​
I am looking for a coherent explanation regarding a pattern I’ve observed within the Santa Muerte community, particularly on social media.
Many practitioners who style themselves as “decolonial” frequently gatekeep the veneration of the White Lady, accusing White practitioners of “colonizing” a spirit that is supposedly “exclusively Mexican.” However, this position collapses under even minor historical scrutiny.
If these individuals are truly concerned with indigenous sovereignty and the rejection of colonial influence, their current practices are a maze of contradictions. Santa Muerte, as we know her, is not the Aztec goddess Mictecacihuatl. She is a syncretic product of the colonial era a direct result of the imposition of Spanish Catholicism upon indigenous concepts of death. She is, for all intents and purposes, a refugee figure forced to hide under the veil of the colonial church to survive.

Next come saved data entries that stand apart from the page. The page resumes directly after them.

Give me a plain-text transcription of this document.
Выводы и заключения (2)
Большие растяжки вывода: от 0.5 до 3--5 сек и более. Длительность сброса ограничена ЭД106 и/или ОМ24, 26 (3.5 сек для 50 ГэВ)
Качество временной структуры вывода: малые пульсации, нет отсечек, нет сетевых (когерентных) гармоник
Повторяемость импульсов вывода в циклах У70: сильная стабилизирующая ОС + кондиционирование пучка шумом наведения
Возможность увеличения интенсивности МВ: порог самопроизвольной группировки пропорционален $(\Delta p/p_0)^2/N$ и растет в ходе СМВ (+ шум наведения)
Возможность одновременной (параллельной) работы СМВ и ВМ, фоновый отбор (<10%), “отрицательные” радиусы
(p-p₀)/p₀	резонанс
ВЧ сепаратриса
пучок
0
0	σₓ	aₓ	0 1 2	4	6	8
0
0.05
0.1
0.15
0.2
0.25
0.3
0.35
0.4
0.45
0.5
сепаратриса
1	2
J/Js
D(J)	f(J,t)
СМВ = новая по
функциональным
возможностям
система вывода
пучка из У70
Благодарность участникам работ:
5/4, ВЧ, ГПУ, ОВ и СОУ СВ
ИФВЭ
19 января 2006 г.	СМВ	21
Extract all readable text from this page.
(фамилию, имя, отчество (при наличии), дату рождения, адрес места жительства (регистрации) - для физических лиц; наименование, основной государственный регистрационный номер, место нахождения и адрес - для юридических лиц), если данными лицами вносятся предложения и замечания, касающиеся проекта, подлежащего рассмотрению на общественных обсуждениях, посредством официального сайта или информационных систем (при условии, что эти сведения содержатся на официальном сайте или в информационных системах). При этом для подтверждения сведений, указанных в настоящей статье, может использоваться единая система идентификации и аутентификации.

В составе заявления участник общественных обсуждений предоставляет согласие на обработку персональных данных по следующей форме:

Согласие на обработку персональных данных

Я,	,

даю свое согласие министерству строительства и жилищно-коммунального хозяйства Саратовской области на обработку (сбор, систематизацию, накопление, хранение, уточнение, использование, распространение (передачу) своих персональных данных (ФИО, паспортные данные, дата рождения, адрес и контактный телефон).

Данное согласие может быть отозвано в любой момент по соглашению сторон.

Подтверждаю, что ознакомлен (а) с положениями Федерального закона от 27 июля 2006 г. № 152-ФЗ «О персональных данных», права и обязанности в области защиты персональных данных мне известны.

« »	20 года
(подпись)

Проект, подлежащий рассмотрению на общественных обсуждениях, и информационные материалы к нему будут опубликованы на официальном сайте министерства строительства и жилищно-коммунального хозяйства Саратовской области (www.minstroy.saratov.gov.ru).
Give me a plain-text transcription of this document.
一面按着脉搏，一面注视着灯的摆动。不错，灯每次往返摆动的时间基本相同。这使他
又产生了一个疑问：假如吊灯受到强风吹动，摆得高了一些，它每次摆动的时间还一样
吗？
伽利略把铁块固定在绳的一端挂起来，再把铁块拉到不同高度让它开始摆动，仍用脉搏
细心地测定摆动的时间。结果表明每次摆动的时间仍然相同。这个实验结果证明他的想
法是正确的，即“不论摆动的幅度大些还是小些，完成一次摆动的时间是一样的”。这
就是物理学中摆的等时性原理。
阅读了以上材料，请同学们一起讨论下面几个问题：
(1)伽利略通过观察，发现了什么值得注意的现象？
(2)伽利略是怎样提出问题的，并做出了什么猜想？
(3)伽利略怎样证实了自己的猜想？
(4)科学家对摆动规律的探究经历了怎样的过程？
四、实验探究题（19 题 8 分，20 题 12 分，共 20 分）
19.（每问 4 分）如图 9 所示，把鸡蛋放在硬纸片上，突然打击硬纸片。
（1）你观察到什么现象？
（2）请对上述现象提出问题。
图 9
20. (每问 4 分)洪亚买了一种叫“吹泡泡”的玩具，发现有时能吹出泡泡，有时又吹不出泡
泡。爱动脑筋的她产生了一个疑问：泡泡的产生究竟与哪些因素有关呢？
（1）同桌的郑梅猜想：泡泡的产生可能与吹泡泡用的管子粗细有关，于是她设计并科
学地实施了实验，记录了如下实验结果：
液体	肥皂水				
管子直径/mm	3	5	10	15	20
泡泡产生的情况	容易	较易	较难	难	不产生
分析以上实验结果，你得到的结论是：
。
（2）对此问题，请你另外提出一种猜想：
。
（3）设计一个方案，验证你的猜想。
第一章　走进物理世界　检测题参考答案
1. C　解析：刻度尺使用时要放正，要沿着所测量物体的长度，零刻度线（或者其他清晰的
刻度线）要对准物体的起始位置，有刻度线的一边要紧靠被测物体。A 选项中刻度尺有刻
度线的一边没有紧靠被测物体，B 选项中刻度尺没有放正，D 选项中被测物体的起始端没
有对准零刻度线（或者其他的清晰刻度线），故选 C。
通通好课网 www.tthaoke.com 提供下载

When I have challenged prominent “spiritual influencers” on TikTok with this asking why they gatekeep a spirit that is fundamentally a product of colonial synthesis or why they refuse to work with indigenous spirits? or why they simultaneously petition European saints like Saint Expeditus while complaining about “colonizers”—the results are predictable. I am either ignored, blocked, or given the evasive non-answer that she is “the result of secrecy.”
I am fully aware she is the result of secrecy. My point remains: secrecy does not strip away the colonial overlay they so vehemently claim to abhor. If they were truly dedicated to decolonial spiritual purity, why aren’t they petitioning the pre-colonial Mictecacihuatl directly, rather than the skeletal synthesis created under the shadow of the Vatican?
Furthermore, the recent attempt to link Santa Muerte to modern progressive political platforms—claiming she is “against” anti-immigration policies or conservative values—is arguably more “colonial” than anything they accuse outsiders of doing. It is the blatant hijacking of a folk tradition to serve as a mascot for contemporary political identity.
It forces the question: Are these individuals actually engaged in spiritual devotion, or are they simply grifters using the guise of “tradition” to build a brand, signal virtue, and exclude those who don’t fit their preferred socio-political aesthetic? the spiritual dissonance and these communities is alarmingnot loud and wrong.They're married , ignorant and proud of it. Stop complaining about colonization if you're going to work with white white Catholic saints or call nice saints.Work with indigenous ones
If you call everyone else a colonizer while worshiping a figure born from colonial subjugation and importing European Catholic saints to boot, you aren’t a traditionalist—you are a hypocrite. Can anyone actually provide a logical defense for this position that doesn’t involve blocking me or reciting a pre-packaged script? I would love to hear it.